Глядя на то, как подвигаются дела, Мориньер улыбался довольно. Приглядывался к людям, делал выводы. Все они работали слаженно, были достаточно дружелюбны друг к другу и, казалось, можно было надеяться на то, что зимовку удастся пережить без особых проблем.
Только два человека вызывали у него сомнения. Оба – из команды Жака Обрэ.
Мориньер начал присматриваться к ним ещё в те дни, когда вместе с Филиппом де Грасьен на судне Жака Обрэ пересекал Атлантику. Была в них какая-то скользкость, ненадёжность. Непрямой взгляд, уклончивые речи. Беспокойные пальцы. Мориньер наблюдал, как сжимали-разжимали они кулаки, елозили локтями по столу, стучали пальцами по столешнице, хрустели суставами.
В их лицах он часто замечал напряжение. «Это само по себе, впрочем, не стоило бы внимания, – считал Мориньер, – если бы, сталкиваясь с ним взглядом, они в одно мгновение не прятали агрессию за масками смиренной, слегка даже туповатой доброжелательности».
– Хорошо ли вы знаете этих людей, Жак? – спросил он однажды.
Обрэ посмотрел на него с удивлением.
– Именно этих – недостаточно хорошо. Я взял их на судно в последний момент, после того, как обнаружилось, что не все из отцовской команды готовы отправляться в этом году в столь дальнее плаванье. Но почему вы заговорили о них, монсеньор? До сих пор они выполняли все свои обязанности не хуже остальных.
Мориньер кивнул, – да, я знаю.
– И всё-таки приглядитесь к ним, Жак.
*
Мориньер положил топор на козлы, развернул засученные рукава, набросил на плечи камзол. Подозвал к себе Жака Обрэ. Вместе с ним спустился вниз по тропе, обогнул каменистый выступ – продолжение выступающего в реку массива.
Они прошли сотню-другую шагов до галечного пляжа. В этом месте течение было относительно спокойным. Лишь небольшие перекаты у противоположного берега предупреждали о том, что скоро река станет гораздо менее дружелюбной.
Здесь, на берегу, подставляли холодному осеннему ветру бока маленькие, лёгкие каноэ. Некоторые из них принадлежали индейцам, работающим теперь в форте. Другая, большая часть, была оставлена тут жителями небольшого селения, расположенного невдалеке. Отсюда, с пляжа, было видно, как из сгрудившихся у самого леса остроконечных типи выходил дым – невысоко, развеивался тут же ветром, распластывался над деревней лиловым маревом.

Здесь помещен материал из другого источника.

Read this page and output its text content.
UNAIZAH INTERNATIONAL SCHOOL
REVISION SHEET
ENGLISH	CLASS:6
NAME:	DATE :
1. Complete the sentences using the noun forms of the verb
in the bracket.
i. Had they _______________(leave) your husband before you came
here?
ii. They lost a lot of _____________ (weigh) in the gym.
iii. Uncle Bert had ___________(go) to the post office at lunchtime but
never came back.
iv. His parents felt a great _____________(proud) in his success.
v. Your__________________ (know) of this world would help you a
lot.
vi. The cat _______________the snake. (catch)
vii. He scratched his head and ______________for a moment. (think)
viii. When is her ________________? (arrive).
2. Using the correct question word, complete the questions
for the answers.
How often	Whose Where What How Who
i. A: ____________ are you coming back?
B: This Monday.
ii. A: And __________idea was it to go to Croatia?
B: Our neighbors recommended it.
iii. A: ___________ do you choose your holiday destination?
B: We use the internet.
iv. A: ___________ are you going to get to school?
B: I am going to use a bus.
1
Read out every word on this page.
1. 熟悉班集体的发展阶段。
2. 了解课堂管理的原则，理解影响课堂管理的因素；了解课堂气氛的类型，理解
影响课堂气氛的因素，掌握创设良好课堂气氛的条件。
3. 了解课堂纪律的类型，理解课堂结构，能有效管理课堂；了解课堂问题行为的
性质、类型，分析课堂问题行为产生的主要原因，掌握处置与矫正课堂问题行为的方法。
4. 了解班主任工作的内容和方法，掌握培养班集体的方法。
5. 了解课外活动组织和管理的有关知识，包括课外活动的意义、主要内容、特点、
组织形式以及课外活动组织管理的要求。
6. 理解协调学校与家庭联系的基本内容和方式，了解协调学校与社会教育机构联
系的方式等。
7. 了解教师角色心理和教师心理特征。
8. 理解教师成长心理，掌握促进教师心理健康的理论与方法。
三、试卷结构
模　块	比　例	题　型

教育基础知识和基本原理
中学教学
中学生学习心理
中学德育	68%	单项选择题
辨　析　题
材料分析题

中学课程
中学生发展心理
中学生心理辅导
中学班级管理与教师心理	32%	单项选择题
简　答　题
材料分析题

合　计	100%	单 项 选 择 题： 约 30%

Они, французы, уже нанесли алгонкинам визит, одарили их всякими приятными индейцам мелочами – завязали отношения с соседями.
Алгонкины приняли их весьма гостеприимно. И знакомством остались довольны.
Но Мориньер всё равно испытывал тревогу.
*
– Завтра я уйду, Жак.
Жак Обрэ подбросил носком сапога камушек. Потом остановился, заложил руки за спину.
– Вы ведь не собираетесь идти один?
– Нет.
Мориньер обернулся, посмотрел в направлении форта. Стены, воздвигнутые недавно, с этой точки были едва видны – от взглядов с реки их укрывала высившаяся над фортом скала.
– Я возьму с собой двух индейцев. Вы справитесь тут?
– Конечно.
– Скоро должны прийти первые каноэ с оружием.
– Я помню.
Жак Обрэ выглядел сосредоточенным, но ни в малейшей степени не озадаченным.
– Когда вы рассчитываете вернуться, монсеньор?
Мориньер развёл руками – не знаю.
– Вам придётся кроме всего прочего позаботиться о запасах на зиму. Отправьте всех, кто не будет занят строительством, на охоту. Полсотни голодных мужчин, запертых в стенах форта несколько долгих месяцев, – не шутка.
Жак кивнул коротко.
– Я всё сделаю. Не беспокойтесь.
*
Мориньер беспокоился. Ему не очень нравилась необходимость покидать форт сейчас – когда так много ещё надо было сделать, когда он не мог дать остающимся исчерпывающих указаний, а, следовательно, не мог быть уверенным, что держит ситуацию под контролем.